The design of the first spire explores the characteristic landscapes of the Black Hills region such as grasslands, mountains/hills, waterscape and air. The sandblasted design moves upward in a spiral movement, wrapping around the spire. Integrated throughout the reliefs are animal footprints and human handprints. The handprints were collected from over 150 people from children to elders during the previous summer's 3rd annual Gathering of People, Wind and Water Native Art Festival in the Main Street Square. The children's handprints were placed on the top section of the spire symbolizing the hope for the future of this world.

In addition, I worked on the stones in the Black Hills Garden on Sixth Street. I chose water and five native trees as the unifying visual theme for these stones. The overall designs in the stones of Badlands Gardens along Main Street explore the ancient and prehistoric time periods and the arising of mammals and humans. The overall designs for the Black Hills Garden explore the pre-modern time period where new energy and continuous waves of change came to this region.

Description of Stones in the Black Hills Stone Tapestry Garden

Stone #2: Stream of Energy

Water is the visual theme I chose for the Black Hills Stone Tapestry Garden. It is a metaphor for the powerful energy of nature. I designed a pattern of flowing movement of water on this stone. The image carved on the side facing Sixth Street is based on the leaves of Aspen tree that are one of the indigenous trees in the Black Hills.

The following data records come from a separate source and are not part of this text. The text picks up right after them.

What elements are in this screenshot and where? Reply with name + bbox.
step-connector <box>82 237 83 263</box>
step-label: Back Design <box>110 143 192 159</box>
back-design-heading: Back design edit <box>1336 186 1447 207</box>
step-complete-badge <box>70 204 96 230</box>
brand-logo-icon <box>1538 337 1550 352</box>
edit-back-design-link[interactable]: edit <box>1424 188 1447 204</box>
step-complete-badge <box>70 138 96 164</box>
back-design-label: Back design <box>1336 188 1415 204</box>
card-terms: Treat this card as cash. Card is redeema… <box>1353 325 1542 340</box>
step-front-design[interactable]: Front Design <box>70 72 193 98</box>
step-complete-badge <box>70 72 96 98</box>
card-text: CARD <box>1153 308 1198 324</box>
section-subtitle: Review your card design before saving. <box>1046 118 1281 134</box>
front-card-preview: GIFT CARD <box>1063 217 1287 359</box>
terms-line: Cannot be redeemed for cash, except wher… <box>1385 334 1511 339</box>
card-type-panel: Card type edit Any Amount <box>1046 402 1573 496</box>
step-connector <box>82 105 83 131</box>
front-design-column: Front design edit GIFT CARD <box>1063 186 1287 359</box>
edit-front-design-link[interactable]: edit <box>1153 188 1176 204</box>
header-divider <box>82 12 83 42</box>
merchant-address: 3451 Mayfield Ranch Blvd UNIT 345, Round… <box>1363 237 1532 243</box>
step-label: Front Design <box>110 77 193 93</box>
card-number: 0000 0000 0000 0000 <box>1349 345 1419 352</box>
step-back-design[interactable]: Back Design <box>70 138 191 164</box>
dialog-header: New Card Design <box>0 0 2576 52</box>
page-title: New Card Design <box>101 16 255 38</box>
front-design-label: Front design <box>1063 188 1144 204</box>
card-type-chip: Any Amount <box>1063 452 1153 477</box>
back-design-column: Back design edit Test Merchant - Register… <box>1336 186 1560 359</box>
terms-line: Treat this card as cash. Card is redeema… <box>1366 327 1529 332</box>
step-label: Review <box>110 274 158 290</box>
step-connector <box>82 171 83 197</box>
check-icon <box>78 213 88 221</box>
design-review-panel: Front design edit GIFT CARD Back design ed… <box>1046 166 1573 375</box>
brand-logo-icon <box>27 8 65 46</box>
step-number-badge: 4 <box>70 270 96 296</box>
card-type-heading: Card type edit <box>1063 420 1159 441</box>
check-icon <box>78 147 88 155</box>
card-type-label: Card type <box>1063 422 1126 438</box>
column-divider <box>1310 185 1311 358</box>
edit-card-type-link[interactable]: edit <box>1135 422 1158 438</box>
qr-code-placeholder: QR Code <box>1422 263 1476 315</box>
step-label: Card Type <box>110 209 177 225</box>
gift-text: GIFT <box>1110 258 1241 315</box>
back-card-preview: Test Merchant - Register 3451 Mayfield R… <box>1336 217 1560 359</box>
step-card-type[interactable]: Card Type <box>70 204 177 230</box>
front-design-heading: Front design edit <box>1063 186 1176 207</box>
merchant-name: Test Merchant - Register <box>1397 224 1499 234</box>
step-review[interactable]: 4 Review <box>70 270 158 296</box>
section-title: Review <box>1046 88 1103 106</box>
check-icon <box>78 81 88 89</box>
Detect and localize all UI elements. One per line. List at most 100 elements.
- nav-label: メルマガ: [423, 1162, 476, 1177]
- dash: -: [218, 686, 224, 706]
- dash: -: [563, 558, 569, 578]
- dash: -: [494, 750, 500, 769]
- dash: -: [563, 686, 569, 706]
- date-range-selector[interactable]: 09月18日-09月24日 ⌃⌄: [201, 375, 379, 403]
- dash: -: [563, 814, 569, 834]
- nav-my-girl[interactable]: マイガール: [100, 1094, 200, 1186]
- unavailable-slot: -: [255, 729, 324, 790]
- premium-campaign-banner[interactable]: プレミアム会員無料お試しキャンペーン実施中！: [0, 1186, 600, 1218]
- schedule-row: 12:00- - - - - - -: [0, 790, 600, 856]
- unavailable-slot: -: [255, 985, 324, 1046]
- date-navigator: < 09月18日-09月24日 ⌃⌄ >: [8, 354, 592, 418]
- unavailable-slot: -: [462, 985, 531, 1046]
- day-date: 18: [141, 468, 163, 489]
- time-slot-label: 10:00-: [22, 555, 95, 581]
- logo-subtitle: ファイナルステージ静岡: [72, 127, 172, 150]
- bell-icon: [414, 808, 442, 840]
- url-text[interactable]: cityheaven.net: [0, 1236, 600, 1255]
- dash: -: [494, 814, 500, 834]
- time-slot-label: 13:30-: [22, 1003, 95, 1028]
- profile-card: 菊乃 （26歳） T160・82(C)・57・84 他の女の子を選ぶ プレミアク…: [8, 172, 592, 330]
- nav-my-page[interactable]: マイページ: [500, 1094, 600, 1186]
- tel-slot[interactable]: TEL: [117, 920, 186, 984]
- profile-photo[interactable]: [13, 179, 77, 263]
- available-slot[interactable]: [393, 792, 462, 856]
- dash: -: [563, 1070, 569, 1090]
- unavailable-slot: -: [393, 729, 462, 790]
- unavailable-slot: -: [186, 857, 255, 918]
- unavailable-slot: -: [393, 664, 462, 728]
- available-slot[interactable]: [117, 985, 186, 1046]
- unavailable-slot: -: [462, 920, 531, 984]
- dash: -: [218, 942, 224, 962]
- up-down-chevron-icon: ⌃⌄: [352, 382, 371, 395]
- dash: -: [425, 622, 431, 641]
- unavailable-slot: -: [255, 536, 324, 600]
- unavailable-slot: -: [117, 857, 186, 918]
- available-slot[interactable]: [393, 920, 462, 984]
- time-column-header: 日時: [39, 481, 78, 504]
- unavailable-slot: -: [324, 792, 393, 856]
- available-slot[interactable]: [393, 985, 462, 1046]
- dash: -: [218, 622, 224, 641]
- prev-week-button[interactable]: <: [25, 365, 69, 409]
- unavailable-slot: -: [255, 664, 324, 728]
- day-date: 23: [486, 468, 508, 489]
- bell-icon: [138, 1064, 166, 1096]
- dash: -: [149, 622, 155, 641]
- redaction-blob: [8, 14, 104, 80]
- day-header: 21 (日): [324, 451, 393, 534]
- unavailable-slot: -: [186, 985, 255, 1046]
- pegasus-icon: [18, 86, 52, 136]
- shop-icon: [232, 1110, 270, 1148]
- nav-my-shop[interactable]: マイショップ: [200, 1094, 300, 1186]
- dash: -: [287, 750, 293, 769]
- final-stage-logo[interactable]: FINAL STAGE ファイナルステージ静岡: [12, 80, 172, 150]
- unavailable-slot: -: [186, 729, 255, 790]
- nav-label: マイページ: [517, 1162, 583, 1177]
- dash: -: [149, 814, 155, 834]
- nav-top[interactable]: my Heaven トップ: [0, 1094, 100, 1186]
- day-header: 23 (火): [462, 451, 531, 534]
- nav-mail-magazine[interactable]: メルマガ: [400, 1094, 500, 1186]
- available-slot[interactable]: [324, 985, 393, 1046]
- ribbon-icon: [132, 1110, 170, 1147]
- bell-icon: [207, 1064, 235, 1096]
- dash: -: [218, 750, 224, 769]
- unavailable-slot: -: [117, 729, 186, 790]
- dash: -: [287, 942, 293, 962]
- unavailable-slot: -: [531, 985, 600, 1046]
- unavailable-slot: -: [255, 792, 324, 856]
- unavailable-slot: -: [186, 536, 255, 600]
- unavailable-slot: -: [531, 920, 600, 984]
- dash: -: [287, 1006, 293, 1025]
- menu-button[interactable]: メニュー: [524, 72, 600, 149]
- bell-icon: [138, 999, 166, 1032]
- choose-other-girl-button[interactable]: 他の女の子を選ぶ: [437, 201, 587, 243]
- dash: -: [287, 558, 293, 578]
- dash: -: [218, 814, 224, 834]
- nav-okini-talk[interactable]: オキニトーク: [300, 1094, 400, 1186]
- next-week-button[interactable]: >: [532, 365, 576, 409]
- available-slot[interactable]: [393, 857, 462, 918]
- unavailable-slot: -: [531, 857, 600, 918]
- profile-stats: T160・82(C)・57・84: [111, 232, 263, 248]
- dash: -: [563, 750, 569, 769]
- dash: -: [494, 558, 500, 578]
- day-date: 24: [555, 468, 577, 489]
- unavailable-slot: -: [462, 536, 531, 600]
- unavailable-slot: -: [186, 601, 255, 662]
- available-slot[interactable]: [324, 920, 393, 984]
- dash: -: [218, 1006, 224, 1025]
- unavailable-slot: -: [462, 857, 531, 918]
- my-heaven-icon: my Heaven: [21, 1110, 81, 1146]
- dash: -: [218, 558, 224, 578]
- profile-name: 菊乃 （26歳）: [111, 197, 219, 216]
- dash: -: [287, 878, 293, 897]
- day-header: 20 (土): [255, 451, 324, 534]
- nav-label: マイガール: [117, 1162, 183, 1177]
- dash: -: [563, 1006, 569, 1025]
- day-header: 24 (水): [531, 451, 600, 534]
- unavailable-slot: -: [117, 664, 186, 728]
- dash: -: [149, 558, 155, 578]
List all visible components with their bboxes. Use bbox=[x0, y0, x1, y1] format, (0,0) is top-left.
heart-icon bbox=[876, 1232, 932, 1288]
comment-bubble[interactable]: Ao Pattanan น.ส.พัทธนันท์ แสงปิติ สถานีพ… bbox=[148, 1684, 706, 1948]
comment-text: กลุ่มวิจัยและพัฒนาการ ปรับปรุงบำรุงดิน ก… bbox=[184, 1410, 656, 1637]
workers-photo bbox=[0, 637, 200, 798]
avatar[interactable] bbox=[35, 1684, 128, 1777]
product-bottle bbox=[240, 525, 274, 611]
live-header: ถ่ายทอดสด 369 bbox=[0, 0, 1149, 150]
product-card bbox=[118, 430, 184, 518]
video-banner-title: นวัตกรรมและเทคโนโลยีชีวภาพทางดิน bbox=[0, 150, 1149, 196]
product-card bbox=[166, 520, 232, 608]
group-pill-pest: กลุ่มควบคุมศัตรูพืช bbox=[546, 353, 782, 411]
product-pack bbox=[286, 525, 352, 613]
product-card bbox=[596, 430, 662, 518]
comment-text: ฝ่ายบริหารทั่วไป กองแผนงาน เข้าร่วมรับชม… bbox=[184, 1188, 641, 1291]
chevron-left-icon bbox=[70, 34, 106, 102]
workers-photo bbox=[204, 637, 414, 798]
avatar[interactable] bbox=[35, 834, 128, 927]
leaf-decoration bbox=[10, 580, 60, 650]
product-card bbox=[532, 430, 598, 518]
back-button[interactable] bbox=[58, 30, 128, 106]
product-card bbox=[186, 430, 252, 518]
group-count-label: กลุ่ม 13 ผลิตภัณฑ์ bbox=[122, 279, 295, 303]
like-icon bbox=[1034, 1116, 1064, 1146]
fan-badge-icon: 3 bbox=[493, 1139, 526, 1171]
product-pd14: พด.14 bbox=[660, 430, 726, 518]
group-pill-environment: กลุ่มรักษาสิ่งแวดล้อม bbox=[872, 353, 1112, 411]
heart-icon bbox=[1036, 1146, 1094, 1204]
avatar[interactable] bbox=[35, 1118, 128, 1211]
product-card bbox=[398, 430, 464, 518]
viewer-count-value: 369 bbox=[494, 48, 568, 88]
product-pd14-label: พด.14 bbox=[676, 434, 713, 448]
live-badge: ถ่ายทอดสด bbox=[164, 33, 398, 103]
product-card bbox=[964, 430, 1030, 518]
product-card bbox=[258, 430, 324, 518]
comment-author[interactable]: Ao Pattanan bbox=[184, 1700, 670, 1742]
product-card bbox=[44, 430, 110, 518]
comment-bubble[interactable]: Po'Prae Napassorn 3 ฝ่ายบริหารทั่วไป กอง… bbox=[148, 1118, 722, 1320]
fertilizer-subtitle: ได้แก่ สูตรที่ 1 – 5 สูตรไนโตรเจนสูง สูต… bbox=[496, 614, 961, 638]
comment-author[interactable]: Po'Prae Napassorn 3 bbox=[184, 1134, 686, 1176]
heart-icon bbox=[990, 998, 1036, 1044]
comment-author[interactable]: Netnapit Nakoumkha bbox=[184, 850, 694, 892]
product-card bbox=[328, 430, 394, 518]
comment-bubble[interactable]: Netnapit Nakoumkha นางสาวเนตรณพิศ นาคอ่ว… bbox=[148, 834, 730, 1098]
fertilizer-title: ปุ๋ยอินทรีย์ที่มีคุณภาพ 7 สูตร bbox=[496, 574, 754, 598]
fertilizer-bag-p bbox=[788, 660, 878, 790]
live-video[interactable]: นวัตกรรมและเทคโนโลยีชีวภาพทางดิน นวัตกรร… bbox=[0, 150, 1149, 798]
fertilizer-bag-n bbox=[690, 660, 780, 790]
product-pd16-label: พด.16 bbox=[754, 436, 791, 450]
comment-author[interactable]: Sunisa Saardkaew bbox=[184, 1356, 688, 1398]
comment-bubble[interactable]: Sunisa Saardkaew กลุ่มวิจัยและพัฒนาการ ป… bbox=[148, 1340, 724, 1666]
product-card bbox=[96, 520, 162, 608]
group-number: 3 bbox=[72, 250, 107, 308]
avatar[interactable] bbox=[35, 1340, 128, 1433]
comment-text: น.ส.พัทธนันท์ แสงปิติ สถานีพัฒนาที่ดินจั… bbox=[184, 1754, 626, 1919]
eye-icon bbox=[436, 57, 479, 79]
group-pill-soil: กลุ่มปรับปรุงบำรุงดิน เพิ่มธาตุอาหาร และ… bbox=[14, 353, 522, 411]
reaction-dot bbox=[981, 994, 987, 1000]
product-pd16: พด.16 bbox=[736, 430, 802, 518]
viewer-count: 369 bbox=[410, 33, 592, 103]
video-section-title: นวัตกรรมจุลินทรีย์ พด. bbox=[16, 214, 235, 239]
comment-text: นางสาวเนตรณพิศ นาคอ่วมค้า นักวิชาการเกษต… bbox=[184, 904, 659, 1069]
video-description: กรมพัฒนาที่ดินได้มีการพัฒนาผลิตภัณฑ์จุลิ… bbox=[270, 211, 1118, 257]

Stone #3: Seeking Opportunity

Stone #3 represents the impression of the frantic energy of movement that came with the gold rush to the region. I chose to carve lines of large circular movements with handprints and the new appearance of shoe prints representing the introduction of miners and new settlers.
The spiritual way of life on the land for the Native people was challenged by this new energy of movement.

Stone #4: Migration

The design for this stone expresses the movement and energy that arose with the coming of new emigrants into this region. The design explores the form of a wagon wheel with a horizontal wave pattern travelling across. There is also another design layered on top made of thin lines crisscrossing the surface reminiscent of grids on maps showing earlier traveling routes. This design speaks to the introduction of new emigrants traveling by carts and wagons across the land.

Stone #5: Emergence of Horse

This stone explores the introduction of the horse to the region. The design shows abstracted images of horses emerging within waves of flowing movement. Horses brought a significant change to the Native people of this land. The Native people in turn developed a deep respect and affinity for the horse that still continues to this day.

Artist's Message:

As the sun rises and sets in the Main Street Square, the visitors will see the artwork change depending on the light. Sometimes the carved reliefs will be subtler or they can be more defined. It is my hope that the visitor will walk among the stones and experience the changing light. The carved reliefs are abstracted designs that can give rise to one's own imagination and vision.

Since returning to Berkeley this past October, I am currently working intensively on the design for the Badlands Spire on Main Street. I look forward to returning to Rapid City in June for my fifth summer of work to finish this project. It has been an incredible experience to live and work in this diverse community. I feel honored and touched by everyone's support and their openness to me.